После обеда все разошлись по комнатам, улеглись в гамаки, на топчаны или прямо на расстеленные между ящиками и полками одеяла и заснули. Только после этого Антонио и Жоан при свете керосиновой лампы начали свой разговор. Говорили долго: то шептались, то вдруг срывались на крик, то соглашались друг с другом, то ожесточенно спорили. По углам мерцали огоньки светлячков. Антонио время от времени раскрывал свои огромные конторские книги, куда записывал всех, кто пришел в Канудос, всех, кто родился здесь, и всех, кто умер, и называл то одно, то другое имя. Жоан не дал ему передохнуть. Развернув бумажку, которую продолжал мять в пальцах, негр протянул ее Антонио и заставил прочесть вслух несколько раз, пока не запомнил наизусть, и только после этого разрешил торговцу лечь спать. Тот был так измучен, что даже не стал разузаться, но, засыпая, слышал, как Жоан, притулившись под прилавком, снова и снова повторяет слова клятвы.
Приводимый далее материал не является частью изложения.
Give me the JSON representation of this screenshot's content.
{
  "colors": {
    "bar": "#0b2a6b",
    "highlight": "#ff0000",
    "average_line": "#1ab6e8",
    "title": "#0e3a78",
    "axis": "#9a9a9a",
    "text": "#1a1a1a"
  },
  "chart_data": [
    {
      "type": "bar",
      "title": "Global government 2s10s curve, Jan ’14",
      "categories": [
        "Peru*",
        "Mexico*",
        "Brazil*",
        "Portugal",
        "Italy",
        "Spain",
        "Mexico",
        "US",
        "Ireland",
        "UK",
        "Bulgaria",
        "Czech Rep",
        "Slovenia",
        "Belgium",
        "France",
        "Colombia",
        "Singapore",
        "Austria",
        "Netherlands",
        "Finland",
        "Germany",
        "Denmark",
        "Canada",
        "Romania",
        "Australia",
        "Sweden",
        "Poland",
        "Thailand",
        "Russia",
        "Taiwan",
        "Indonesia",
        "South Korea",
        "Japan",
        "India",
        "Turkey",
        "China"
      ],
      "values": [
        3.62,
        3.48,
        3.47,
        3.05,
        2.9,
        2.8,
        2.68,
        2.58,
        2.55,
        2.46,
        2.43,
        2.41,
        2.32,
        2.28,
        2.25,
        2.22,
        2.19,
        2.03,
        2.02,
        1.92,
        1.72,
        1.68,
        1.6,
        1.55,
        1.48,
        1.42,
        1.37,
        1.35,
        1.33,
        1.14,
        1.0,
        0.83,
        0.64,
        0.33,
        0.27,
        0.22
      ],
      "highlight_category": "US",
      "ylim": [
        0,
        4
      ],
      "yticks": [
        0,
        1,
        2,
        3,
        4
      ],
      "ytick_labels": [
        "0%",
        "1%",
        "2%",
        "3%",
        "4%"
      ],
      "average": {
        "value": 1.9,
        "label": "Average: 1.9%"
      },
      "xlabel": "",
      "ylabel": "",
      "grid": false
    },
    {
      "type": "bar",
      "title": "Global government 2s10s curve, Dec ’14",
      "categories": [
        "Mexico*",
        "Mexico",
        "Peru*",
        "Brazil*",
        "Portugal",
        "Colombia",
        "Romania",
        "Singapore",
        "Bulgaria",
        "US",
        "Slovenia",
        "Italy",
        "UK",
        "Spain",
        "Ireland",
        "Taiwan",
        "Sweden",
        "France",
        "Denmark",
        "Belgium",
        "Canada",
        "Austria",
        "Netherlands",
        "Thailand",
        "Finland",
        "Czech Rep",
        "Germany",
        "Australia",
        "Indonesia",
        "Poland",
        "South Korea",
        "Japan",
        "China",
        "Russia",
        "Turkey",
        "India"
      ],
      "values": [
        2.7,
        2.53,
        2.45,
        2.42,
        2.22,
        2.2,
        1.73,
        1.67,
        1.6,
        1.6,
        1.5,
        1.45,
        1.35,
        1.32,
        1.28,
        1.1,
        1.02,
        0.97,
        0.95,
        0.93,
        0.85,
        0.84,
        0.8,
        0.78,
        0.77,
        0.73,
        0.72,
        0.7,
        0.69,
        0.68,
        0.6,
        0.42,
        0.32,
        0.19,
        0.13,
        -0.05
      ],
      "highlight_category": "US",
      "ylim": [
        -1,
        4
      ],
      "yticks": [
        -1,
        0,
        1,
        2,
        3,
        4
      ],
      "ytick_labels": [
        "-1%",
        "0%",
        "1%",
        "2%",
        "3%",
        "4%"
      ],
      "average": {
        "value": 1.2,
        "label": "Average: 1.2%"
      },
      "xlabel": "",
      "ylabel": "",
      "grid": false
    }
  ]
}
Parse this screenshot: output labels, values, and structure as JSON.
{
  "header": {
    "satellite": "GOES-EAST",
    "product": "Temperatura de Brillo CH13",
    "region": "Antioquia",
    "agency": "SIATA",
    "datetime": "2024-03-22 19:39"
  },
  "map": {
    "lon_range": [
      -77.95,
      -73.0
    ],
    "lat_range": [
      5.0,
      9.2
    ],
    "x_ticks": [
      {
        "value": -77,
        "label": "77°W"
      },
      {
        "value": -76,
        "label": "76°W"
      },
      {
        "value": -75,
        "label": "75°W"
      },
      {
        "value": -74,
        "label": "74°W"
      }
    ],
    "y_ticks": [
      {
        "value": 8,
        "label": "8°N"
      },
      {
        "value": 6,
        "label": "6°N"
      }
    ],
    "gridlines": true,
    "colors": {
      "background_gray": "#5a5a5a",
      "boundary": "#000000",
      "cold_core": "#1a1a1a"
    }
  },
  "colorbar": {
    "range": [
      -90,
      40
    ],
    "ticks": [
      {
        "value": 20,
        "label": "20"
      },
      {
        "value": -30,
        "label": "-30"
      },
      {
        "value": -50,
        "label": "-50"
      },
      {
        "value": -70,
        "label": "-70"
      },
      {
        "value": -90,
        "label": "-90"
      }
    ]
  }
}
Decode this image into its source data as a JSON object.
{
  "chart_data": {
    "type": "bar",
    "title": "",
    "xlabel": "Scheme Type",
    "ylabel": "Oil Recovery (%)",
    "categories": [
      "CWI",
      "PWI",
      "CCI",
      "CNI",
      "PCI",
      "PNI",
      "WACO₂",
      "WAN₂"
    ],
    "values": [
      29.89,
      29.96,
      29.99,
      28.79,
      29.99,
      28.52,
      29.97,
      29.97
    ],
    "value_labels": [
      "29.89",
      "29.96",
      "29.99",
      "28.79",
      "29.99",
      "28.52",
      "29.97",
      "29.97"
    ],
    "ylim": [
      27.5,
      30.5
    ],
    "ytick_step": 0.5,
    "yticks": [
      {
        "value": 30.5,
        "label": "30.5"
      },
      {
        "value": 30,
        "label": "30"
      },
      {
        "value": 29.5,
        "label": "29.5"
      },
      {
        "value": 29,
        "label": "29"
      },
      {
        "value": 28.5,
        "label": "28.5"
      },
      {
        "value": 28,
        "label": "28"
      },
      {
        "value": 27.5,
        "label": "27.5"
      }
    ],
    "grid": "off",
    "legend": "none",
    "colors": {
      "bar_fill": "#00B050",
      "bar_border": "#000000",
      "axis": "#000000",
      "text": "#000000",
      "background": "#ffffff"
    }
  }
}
На следующее утро сыновья и помощники братьев Виланова разбежались по всему Бело-Монте, выкрикивая, словно глашатаи, что тот, кто не боится отдать жизнь за Наставника, может подвергнуться испытанию для приема в Католическую стражу, и перед бывшим господским домом тотчас собралась огромная толпа, запрудившая всю Кампо-Гранде, единственную прямую улицу Канудоса. Претендентов встречали Жоан Большой и Антонио Виланова, сидевшие бок о бок на высоком ящике. Торговец спрашивал, как зовут, давно ли в Канудосе, потом сверялся со своими книгами. Жоан-готов ли испытуемый отказаться от всего своего имущества, забыть, подобно Христовым апостолам, родных и^ близких, согласен ли подвергнуть испытанию свою стойкость. Никто не пошел на попятный.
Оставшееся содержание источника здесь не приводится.